New federal legislation enacted in the past 18 months will pump about $40bn into the sector over the coming decade, according to industry estimates, while roughly $5bn in private funds has flowed into companies designing new types of reactor in the past year alone.

“It’s a really great investor environment — both publicly and privately,” said Ryan Norman, analyst at energy think-tank Third Way. “There’s federal recognition that nuclear energy technologies have a key role to play in the US energy future,” he said. “No matter how you cut it, we’re talking about billions of dollars being poured into these advanced reactor companies.”

The influx of funding comes as nuclear power, long dogged by safety concerns and investor skittishness over costs, has re-emerged as a central element in the fight against climate change.

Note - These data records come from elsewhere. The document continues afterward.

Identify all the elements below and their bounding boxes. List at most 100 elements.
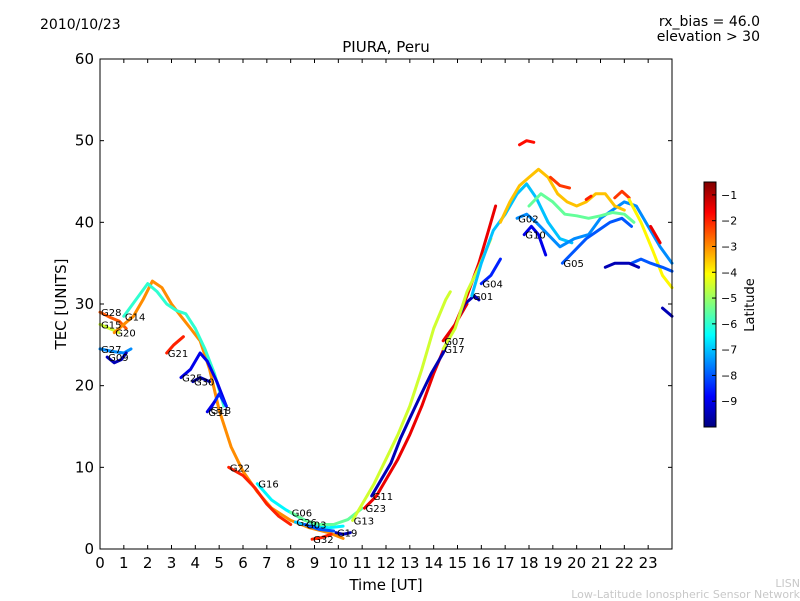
x-tick-label: 15: [448, 554, 467, 572]
x-tick-label: 0: [95, 554, 105, 572]
series-trace: [522, 224, 548, 257]
series-trace: [515, 200, 674, 265]
x-tick-label: 7: [262, 554, 272, 572]
colorbar-label: Latitude: [743, 278, 758, 332]
x-tick-label: 12: [376, 554, 395, 572]
series-trace: [112, 279, 345, 540]
series-label: G14: [125, 312, 145, 323]
y-tick-label: 20: [75, 377, 94, 395]
series-trace: [441, 204, 498, 343]
series-label: G05: [563, 259, 583, 270]
series-trace: [527, 192, 636, 224]
series-label: G30: [194, 378, 214, 389]
series-trace: [179, 351, 228, 408]
series-label: G21: [168, 349, 188, 360]
x-tick-label: 2: [143, 554, 153, 572]
series-label: G32: [313, 535, 333, 546]
colorbar-tick-label: −7: [721, 344, 737, 357]
series-label: G20: [115, 329, 135, 340]
series-trace: [549, 175, 571, 190]
series-trace: [105, 351, 128, 365]
series-label: G19: [337, 529, 357, 540]
series-label: G25: [182, 374, 202, 385]
series-trace: [122, 282, 226, 408]
series-label: G13: [354, 516, 374, 527]
chart-title: PIURA, Peru: [342, 38, 429, 56]
series-trace: [649, 224, 662, 245]
series-label: G28: [101, 308, 121, 319]
series-trace: [370, 294, 481, 498]
x-tick-label: 19: [543, 554, 562, 572]
x-tick-label: 22: [615, 554, 634, 572]
x-tick-label: 14: [424, 554, 443, 572]
x-tick-label: 13: [400, 554, 419, 572]
y-axis: 0 10 20 30 40 50 60: [75, 50, 672, 558]
x-tick-label: 3: [167, 554, 177, 572]
y-tick-label: 40: [75, 213, 94, 231]
y-tick-label: 30: [75, 295, 94, 313]
series-label: G04: [482, 280, 502, 291]
series-trace: [227, 465, 293, 526]
series-label: G03: [306, 521, 326, 532]
series-label: G07: [444, 337, 464, 348]
series-label: G23: [366, 504, 386, 515]
chart-date: 2010/10/23: [40, 17, 121, 33]
series-trace: [98, 347, 133, 355]
x-axis-label: Time [UT]: [348, 576, 422, 594]
colorbar-tick-label: −2: [721, 215, 737, 228]
colorbar: −1 −2 −3 −4 −5 −6 −7 −8 −9 Latitude: [703, 181, 758, 428]
series-trace: [351, 290, 452, 522]
x-tick-label: 1: [119, 554, 129, 572]
series-label: G16: [258, 480, 278, 491]
colorbar-tick-label: −3: [721, 240, 737, 253]
x-tick-label: 5: [214, 554, 224, 572]
series-label: G26: [296, 518, 316, 529]
x-tick-label: 8: [286, 554, 296, 572]
series-trace: [303, 523, 336, 533]
plot-frame: [99, 58, 673, 550]
y-axis-label: TEC [UNITS]: [52, 259, 70, 351]
series-trace: [289, 506, 364, 526]
colorbar-tick-label: −9: [721, 395, 737, 408]
footer-network: Low-Latitude Ionospheric Sensor Network: [571, 588, 800, 601]
elevation-label: elevation > 30: [656, 29, 760, 45]
x-tick-label: 20: [567, 554, 586, 572]
colorbar-tick-label: −6: [721, 318, 737, 331]
x-tick-label: 6: [238, 554, 248, 572]
series-trace: [498, 167, 626, 224]
x-tick-label: 21: [591, 554, 610, 572]
series-trace: [191, 376, 212, 384]
colorbar-tick-label: −1: [721, 189, 737, 202]
series-trace: [560, 216, 633, 265]
y-tick-label: 10: [75, 458, 94, 476]
series-label: G27: [101, 345, 121, 356]
footer-lisn: LISN: [775, 577, 800, 590]
series-trace: [310, 532, 333, 541]
series-trace: [603, 261, 641, 269]
series-trace: [479, 257, 502, 286]
x-tick-label: 16: [472, 554, 491, 572]
y-tick-label: 0: [84, 540, 94, 558]
series-trace: [661, 306, 674, 318]
series-trace: [584, 194, 593, 201]
x-tick-label: 18: [519, 554, 538, 572]
series-label: G17: [444, 345, 464, 356]
series-label: G10: [525, 231, 545, 242]
series-label: G01: [473, 292, 493, 303]
series-label: G11: [373, 492, 393, 503]
series-label: G22: [230, 463, 250, 474]
series-label: G02: [518, 214, 538, 225]
colorbar-tick-label: −8: [721, 369, 737, 382]
x-tick-label: 17: [496, 554, 515, 572]
x-tick-label: 4: [191, 554, 201, 572]
x-tick-label: 23: [639, 554, 658, 572]
series-label: G06: [292, 508, 312, 519]
series-trace: [630, 257, 674, 273]
rx-bias-label: rx_bias = 46.0: [658, 14, 760, 30]
series-trace: [165, 335, 185, 355]
series-trace: [205, 400, 216, 414]
colorbar-ticks: −1 −2 −3 −4 −5 −6 −7 −8 −9: [712, 189, 737, 408]
series-label: G31: [208, 408, 228, 419]
y-tick-label: 60: [75, 50, 94, 68]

It’s a really great investor environment — both publicly and privately . . . No matter how you cut it, we’re talking about billions of dollars being poured into these advanced reactor companies

Nuclear can provide a baseload of carbon-free power at scale 24 hours a day, regardless of weather, making it much more reliable than intermittent renewable sources such as wind and solar.

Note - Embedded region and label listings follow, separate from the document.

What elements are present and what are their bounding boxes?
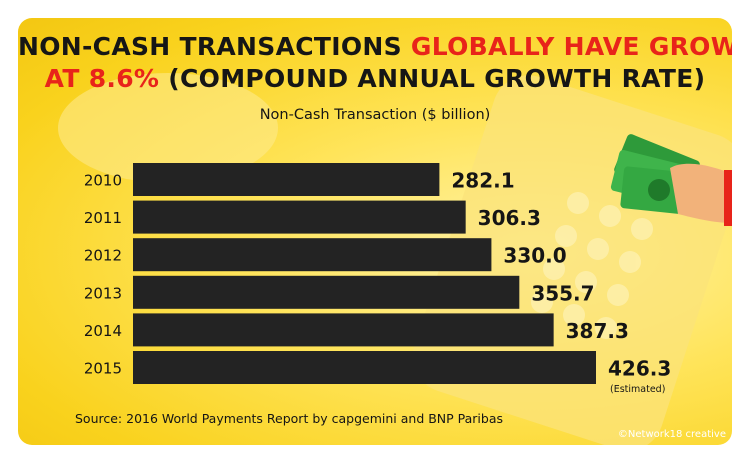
value-label-2014: 387.3 <box>566 319 629 343</box>
category-label-2013: 2013 <box>84 284 122 302</box>
bar-2015 <box>133 351 596 384</box>
bar-2010 <box>133 163 440 196</box>
category-label-2015: 2015 <box>84 360 122 378</box>
category-label-2011: 2011 <box>84 209 122 227</box>
value-label-2015: 426.3 <box>608 357 671 381</box>
category-label-2012: 2012 <box>84 247 122 265</box>
title-line-2: AT 8.6% (COMPOUND ANNUAL GROWTH RATE) <box>18 64 732 93</box>
category-label-2014: 2014 <box>84 322 122 340</box>
category-label-2010: 2010 <box>84 172 122 190</box>
title-line-1: NON-CASH TRANSACTIONS GLOBALLY HAVE GROW… <box>18 32 732 61</box>
bar-2013 <box>133 275 520 309</box>
credit-text: ©Network18 creative <box>617 429 726 440</box>
bar-chart: 2010 282.1 2011 306.3 2012 330.0 2013 355.7 2014… <box>84 163 671 395</box>
value-label-2011: 306.3 <box>478 206 541 230</box>
money-hand-icon <box>610 134 732 226</box>
title-prefix: NON-CASH TRANSACTIONS <box>18 32 411 61</box>
background-illustration <box>58 73 732 445</box>
bar-2014 <box>133 313 554 347</box>
annotation-2015: (Estimated) <box>610 384 665 395</box>
value-label-2012: 330.0 <box>503 244 566 268</box>
title-suffix: (COMPOUND ANNUAL GROWTH RATE) <box>159 64 706 93</box>
chart-title: Non-Cash Transaction ($ billion) <box>259 107 491 123</box>
title-highlight-1: GLOBALLY HAVE GROWN <box>410 32 732 61</box>
keypad-icon <box>531 192 653 339</box>
value-label-2013: 355.7 <box>531 281 594 305</box>
infographic-card: NON-CASH TRANSACTIONS GLOBALLY HAVE GROW… <box>18 18 732 445</box>
title-highlight-2: AT 8.6% <box>44 64 160 93</box>
bar-2011 <box>133 200 466 234</box>
source-note: Source: 2016 World Payments Report by ca… <box>75 411 504 426</box>
coin-shape <box>58 73 278 183</box>
value-label-2010: 282.1 <box>451 169 514 193</box>
bar-2012 <box>133 238 492 272</box>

“What we’re going through now isn’t so much a renaissance as it is an enlightenment,” said Craig Piercy, head of the American Nuclear Society. “Leaders in industry and in government are really getting down to the hard math of ‘how do we get on the path toward deep decarbonisation?’”

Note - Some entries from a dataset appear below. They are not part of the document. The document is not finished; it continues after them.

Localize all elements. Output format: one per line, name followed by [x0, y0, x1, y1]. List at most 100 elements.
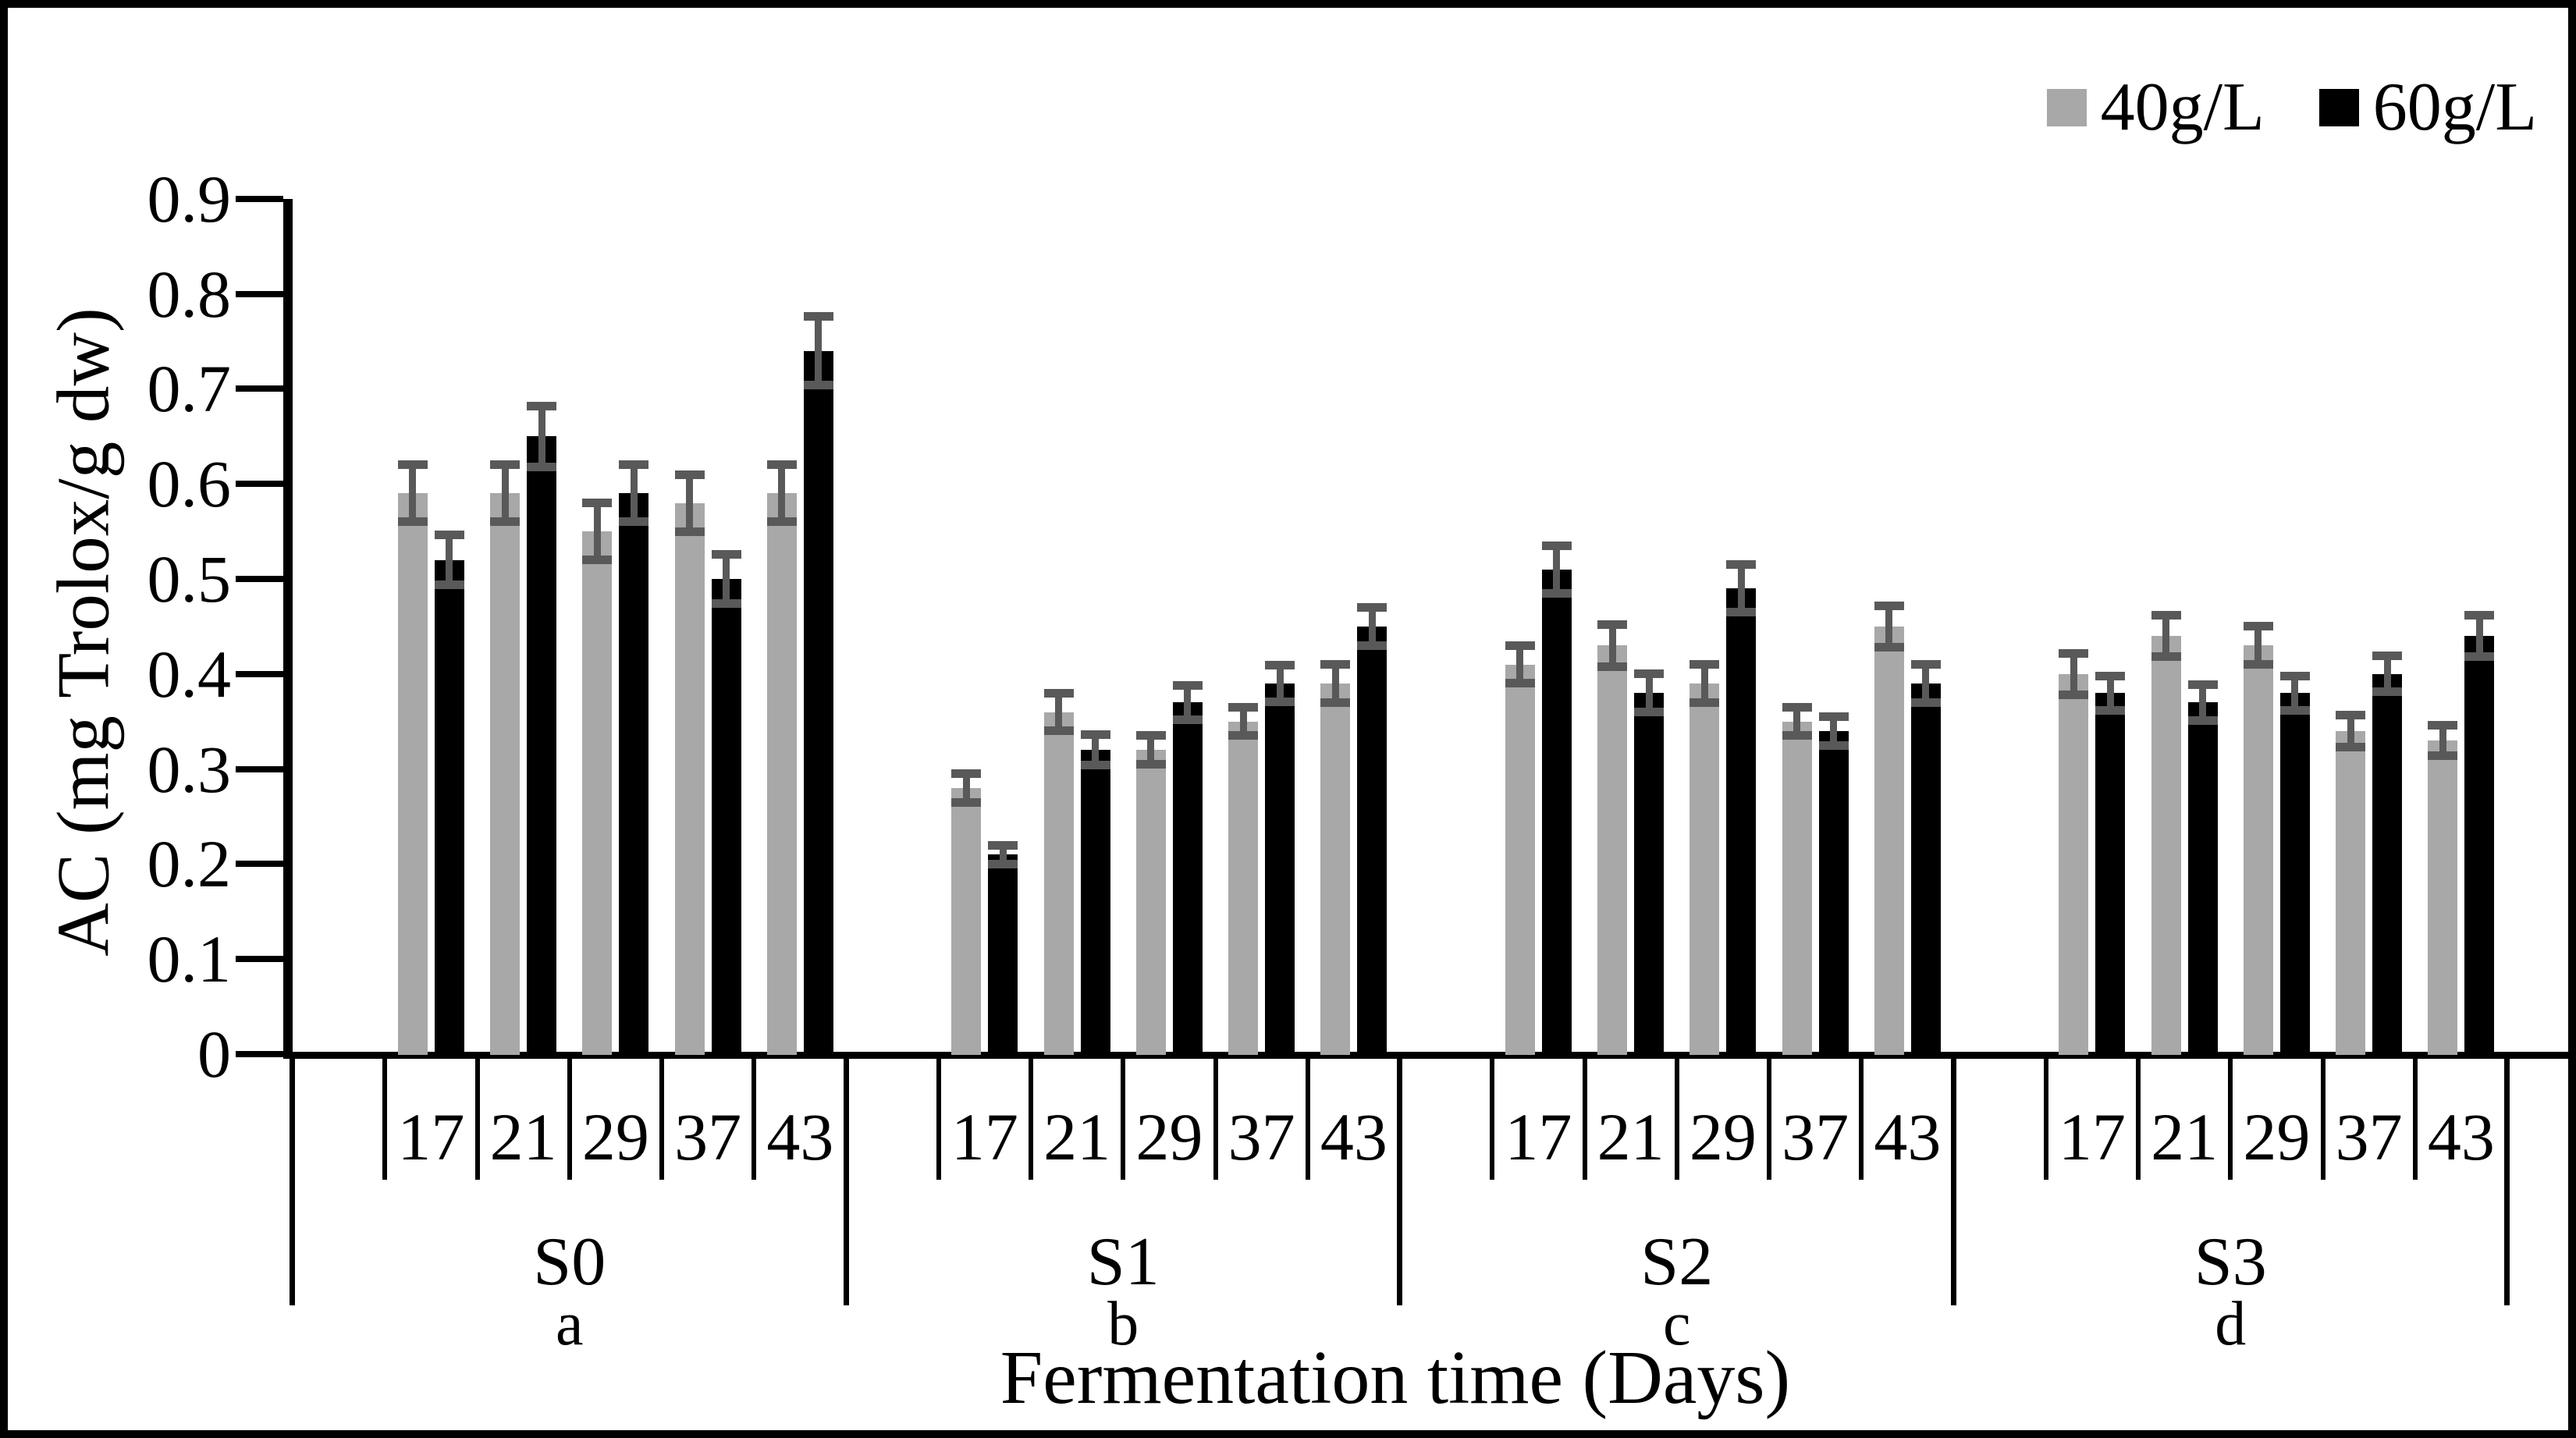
bar-40g/L-S3-29: [2243, 645, 2273, 1055]
group-label: S2: [1640, 1224, 1714, 1300]
bar-40g/L-S2-37: [1782, 721, 1812, 1055]
error-bar-line: [2439, 725, 2446, 756]
error-bar-cap-bottom: [2187, 715, 2218, 725]
error-bar-cap-top: [1597, 620, 1628, 629]
error-bar-cap-top: [619, 460, 649, 470]
legend-item-40gL: 40g/L: [2046, 72, 2265, 144]
bar-40g/L-S3-21: [2151, 636, 2181, 1055]
day-separator: [567, 1055, 572, 1180]
error-bar-cap-bottom: [2059, 691, 2089, 700]
error-bar-cap-bottom: [1320, 698, 1351, 707]
error-bar-line: [1922, 664, 1930, 703]
bar-60g/L-S1-43: [1357, 626, 1387, 1055]
bar-40g/L-S1-37: [1228, 721, 1259, 1055]
bar-60g/L-S3-21: [2187, 702, 2218, 1055]
bar-60g/L-S1-21: [1080, 750, 1110, 1055]
bar-60g/L-S0-29: [619, 493, 649, 1055]
y-tick: [236, 385, 283, 392]
day-label: 43: [1320, 1099, 1387, 1174]
error-bar-line: [1553, 545, 1561, 594]
error-bar-line: [1608, 624, 1616, 667]
day-separator: [751, 1055, 757, 1180]
error-bar-line: [1368, 607, 1376, 646]
error-bar-cap-top: [2464, 610, 2495, 620]
error-bar-cap-top: [803, 312, 833, 321]
y-tick-label: 0.2: [147, 826, 232, 902]
error-bar-cap-top: [434, 531, 464, 540]
bar-60g/L-S0-43: [803, 350, 833, 1055]
group-letter: c: [1662, 1290, 1691, 1358]
group-divider: [843, 1055, 849, 1305]
day-separator: [2043, 1055, 2048, 1180]
bar-60g/L-S2-37: [1818, 730, 1849, 1055]
error-bar-cap-top: [1228, 702, 1259, 712]
error-bar-cap-top: [2187, 680, 2218, 689]
error-bar-cap-bottom: [2243, 660, 2273, 669]
error-bar-line: [593, 502, 601, 560]
error-bar-cap-top: [1172, 680, 1203, 690]
error-bar-cap-bottom: [803, 381, 833, 390]
y-tick-label: 0.7: [147, 351, 232, 427]
error-bar-cap-top: [582, 499, 613, 508]
bar-40g/L-S1-21: [1043, 712, 1074, 1055]
error-bar-line: [1147, 735, 1155, 765]
error-bar-cap-top: [1874, 601, 1904, 610]
day-label: 17: [950, 1099, 1018, 1174]
y-tick: [236, 481, 283, 488]
y-tick-label: 0.9: [147, 161, 232, 236]
error-bar-cap-bottom: [434, 580, 464, 589]
error-bar-cap-top: [711, 549, 741, 559]
day-label: 37: [1782, 1099, 1849, 1174]
error-bar-cap-top: [2279, 671, 2310, 680]
error-bar-cap-bottom: [1782, 731, 1812, 740]
day-separator: [1859, 1055, 1864, 1180]
y-tick: [236, 195, 283, 202]
error-bar-cap-top: [1043, 688, 1074, 698]
error-bar-line: [1793, 707, 1801, 736]
error-bar-line: [778, 464, 786, 522]
error-bar-cap-bottom: [1634, 708, 1665, 717]
error-bar-line: [2347, 715, 2354, 747]
error-bar-line: [630, 464, 638, 522]
y-tick: [236, 765, 283, 772]
error-bar-line: [1700, 664, 1708, 703]
error-bar-cap-bottom: [527, 462, 557, 471]
error-bar-cap-bottom: [674, 527, 705, 536]
day-label: 43: [1874, 1099, 1942, 1174]
error-bar-cap-top: [1080, 730, 1110, 740]
day-label: 21: [489, 1099, 557, 1174]
error-bar-line: [1276, 665, 1284, 702]
day-separator: [1029, 1055, 1033, 1180]
error-bar-cap-bottom: [2336, 743, 2366, 752]
group-label: S3: [2194, 1224, 2267, 1300]
bar-40g/L-S2-29: [1690, 683, 1720, 1055]
error-bar-line: [2383, 655, 2391, 692]
bar-60g/L-S2-29: [1726, 588, 1757, 1055]
y-tick-label: 0.1: [147, 921, 232, 997]
error-bar-cap-top: [988, 840, 1018, 850]
error-bar-cap-top: [2243, 622, 2273, 631]
error-bar-cap-top: [1357, 603, 1387, 612]
error-bar-cap-bottom: [951, 797, 982, 807]
group-divider: [1397, 1055, 1402, 1305]
error-bar-cap-bottom: [1172, 715, 1203, 724]
day-separator: [382, 1055, 388, 1180]
error-bar-cap-top: [1541, 541, 1572, 550]
bar-40g/L-S3-37: [2336, 730, 2366, 1055]
error-bar-line: [538, 406, 545, 467]
error-bar-line: [2162, 615, 2170, 657]
error-bar-cap-top: [1265, 661, 1295, 670]
legend-item-60gL: 60g/L: [2318, 69, 2537, 145]
error-bar-line: [1184, 685, 1192, 720]
day-label: 29: [581, 1099, 649, 1174]
day-label: 21: [1597, 1099, 1665, 1174]
error-bar-cap-bottom: [1690, 698, 1720, 707]
group-label: S0: [533, 1224, 606, 1300]
y-tick-label: 0.4: [147, 636, 232, 712]
day-separator: [2136, 1055, 2141, 1180]
error-bar-cap-top: [2095, 671, 2126, 680]
y-tick-label: 0: [197, 1017, 231, 1092]
bar-40g/L-S0-17: [397, 493, 428, 1055]
legend-label-60gL: 60g/L: [2372, 69, 2537, 145]
error-bar-cap-bottom: [1135, 760, 1166, 769]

The US has the world’s biggest nuclear fleet, with 93 reactors that provide about 20 per cent of the nation’s power — and half of its carbon-free power.

In recent years high-efficiency turbines, cheap natural gas and renewable generation supported by subsidies have driven down wholesale power costs. Nuclear, where costs are largely fixed, has found it difficult to compete. Thirteen reactors have been closed since 2013, prompting warnings that without intervention half the existing fleet would be out of action by the end of the decade.

But a concerted push by the federal government to support the sector has stemmed the decline. The Bipartisan Infrastructure Law passed in late 2021 set aside $6bn to prop up ailing reactors through a civil nuclear credit programme. California’s Diablo Canyon plant in November became the initiative’s first beneficiary, staving off shutdown with a $1.1bn award.

The passage of the Inflation Reduction Act in August offered more federal handouts to struggling reactors, introducing a production tax credit of up to $15 per megawatt hour to prop up plants.

“What we’ve witnessed in the last 12 to 18 months is a generational investment,” said Piercy, who estimates the two pieces of legislation combined could provide as much as $40bn in support. That would be the most since the industry’s infancy in the 1950s and 1960s, when the Department of Defense invested heavily in naval reactors that were later spun out into commercial power-generation technology.

“I think this year will be remembered as a positive inflection point for nuclear,” he added.

Private funds are also flowing rapidly into the sector as companies look to develop new types of reactor that are nimbler, smaller, cheaper and safer than traditional large-scale nuclear. The Nuclear Energy Institute estimates that more than $5bn in private investment has been pumped into advanced nuclear companies globally over the past 12 months alone.

Capping the year off, US government scientists achieved a breakthrough in the development of nuclear fusion technology, seen by many as the holy grail of energy generation, by achieving a net energy gain for the first time.

Unlike the fission process used in modern reactors, which splits atoms to create power, fusion melds them together and could in theory provide limitless power without creating long-lived radioactive waste.

Despite the breakthrough, adoption of fusion and the infrastructure to support it remains years off. But support for the technology has taken off in the past two years, according to Chris Kelsall, chief executive of UK-based fusion developer Tokamak Energy.

“It’s been a palpable inflection in the level of awareness, interest and engagement with the investment community — and also a noticeable enlargement in the breadth, depth and diversity of counterparties that are interested in participating in the fusion journey,” he said. “There’s a bright future for nuclear technology, both fission and fusion.”